Incidence élevée de la fièvre Q en Guyane Française : une étude épidémiologique entre 2007 et 2017 (L. Epelboin)

La fièvre Q (FQ) est une zoonose bactérienne due à Coxiella Burnetti (Cb). La Guyane est la région avec la plus grande incidence de FQ au monde. Mais aucune donnée épidémiologique n’a été publiée depuis 2006. L’objectif de cette étude était d’évaluer l’incidence et les caractéristiques épidémiologiques récentes de la fièvre Q en GF. Une étude rétrospective à partir de toutes les sérologies Cb envoyées à l’Institut Pasteur de Guyane, au Centre National de référence de la FQ à Marseille, et aux laboratoires Cerba et Biomnis entre le 01/01/2007 et le 31/12/2017 a été menée. Tous les dossiers ont été évalué sur le plan clinique et sérologique. 706 patients ont été inclus avec un sexe ratio home/femme à 2, un âge médian de 45 ans (IQR 34-56) avec 68.9% des patients âgés entre 30 et 59ans. Les patients étaient majoritairement originaires de Guyane, de France métropolitaine, d’Haïti, du Brésil et des Antilles Françaises (6.7%). L’incidence annuelle de la fièvre Q était stable entre 2010 et 2017 avec une valeur médiane  entre 26.29 (en 2012) et 39.43  (en 2012) de cas/100000 habitants. Plus de 90% des patients avaient une fièvre Q aigue.  Après comparaison avec les données de la population générale, les facteurs de risque d’avoir été contaminés par la fièvre Q étaient le genre masculin, être originaire de France métropolitaine, un âge entre 30 et 59 ans, et de résider sur  l’île de Cayenne. Ainsi, l’incidence de la FQ en Guyane, bien que stable depuis 2006, et reste probablement la plus élevée dans le monde. D’autres études sont nécessaires pour comprendre les déterminants de cette infection peu décrite dans le reste de l’Amérique du Sud.

 

 

Etude de la dynamique de transmission de la Fièvre Q en Guyane à partir des données d’enquête de séroprévalence (C. Flamand)
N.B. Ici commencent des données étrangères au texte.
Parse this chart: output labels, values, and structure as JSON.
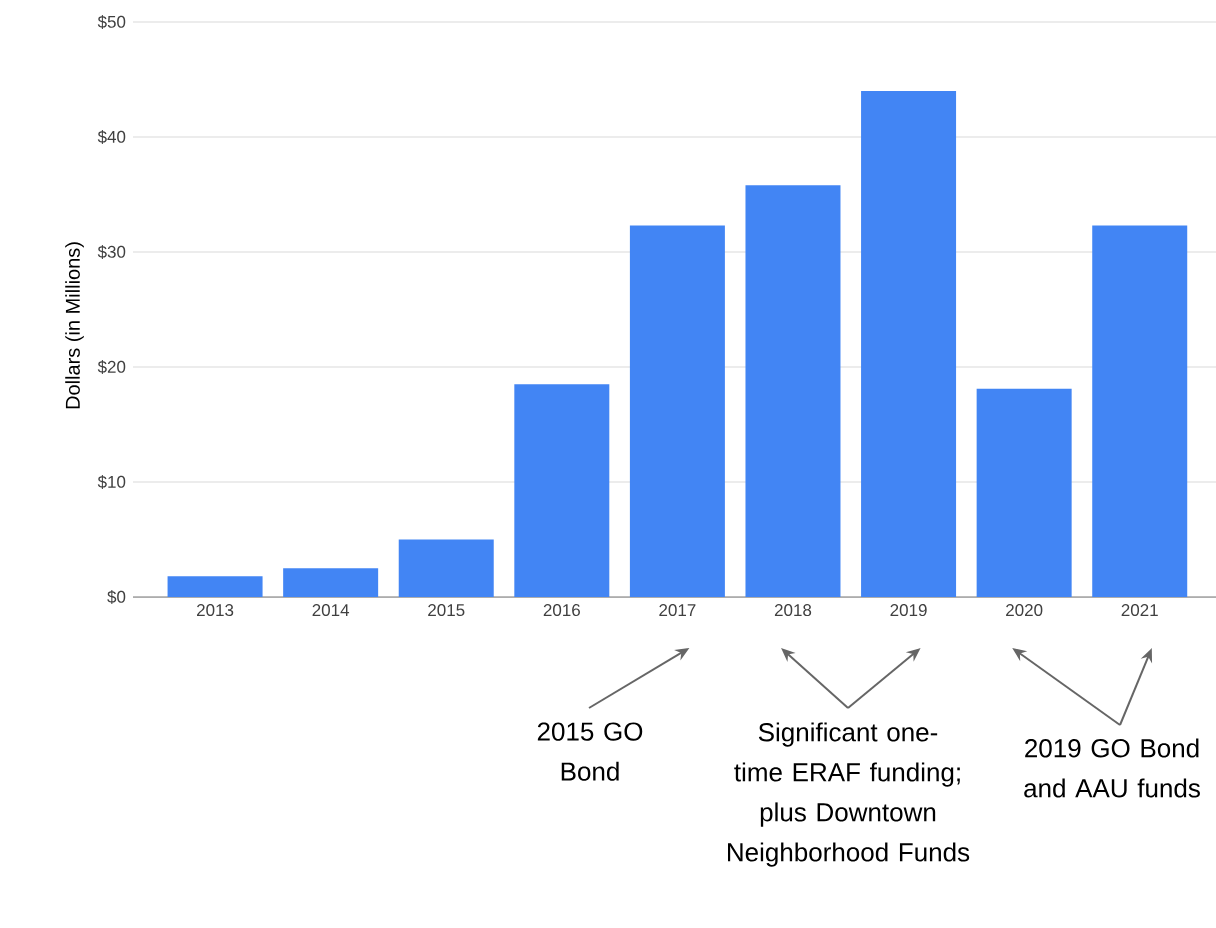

En Guyane, l’épidémiologie de la fièvre Q est décrite depuis plusieurs années comme étant atypique (caractérisée par une faible séroprévalence chez les réservoirs animaux habituels, une absence d’associations avec les facteurs de risques habituels et une incidence plus forte dans la commune de Cayenne et sa périphérie) et reste incomprise sur l’ensemble du territoire Guyanais. Une étude de séroprévalence de la fièvre Q a été réalisée auprès de 2700 individus tirés au sort dans les différentes communes de Guyane, dans le cadre de l’enquête  EPIARBO, afin de caractériser le risque de transmission sur l’ensemble du territoire et d’identifier les facteurs associés à l’infection. L’étude financée par le FEDER, l’ARS et le CNES a permis d’estimer la séroprévalence de la fièvre Q à 9,6% [IC95% : 8,3%-11,0%] dans la population générale Guyanaise. Le risque d’infection était plus élevé dans la zone du littoral que dans les zones fluviales et de l’intérieur, les communes de Rémire-Montjoly et de Matoury présentant les niveaux de séroprévalence les plus élevés. Différents facteurs susceptibles d’avoir un impact sur la probabilité d’infection ont été étudiés (zones géographiques, sexe, âge, facteurs environnementaux, distance aux élevages/abattoirs, …) afin de reconstituer et de comprendre le profil épidémiologique de la transmission en Guyane.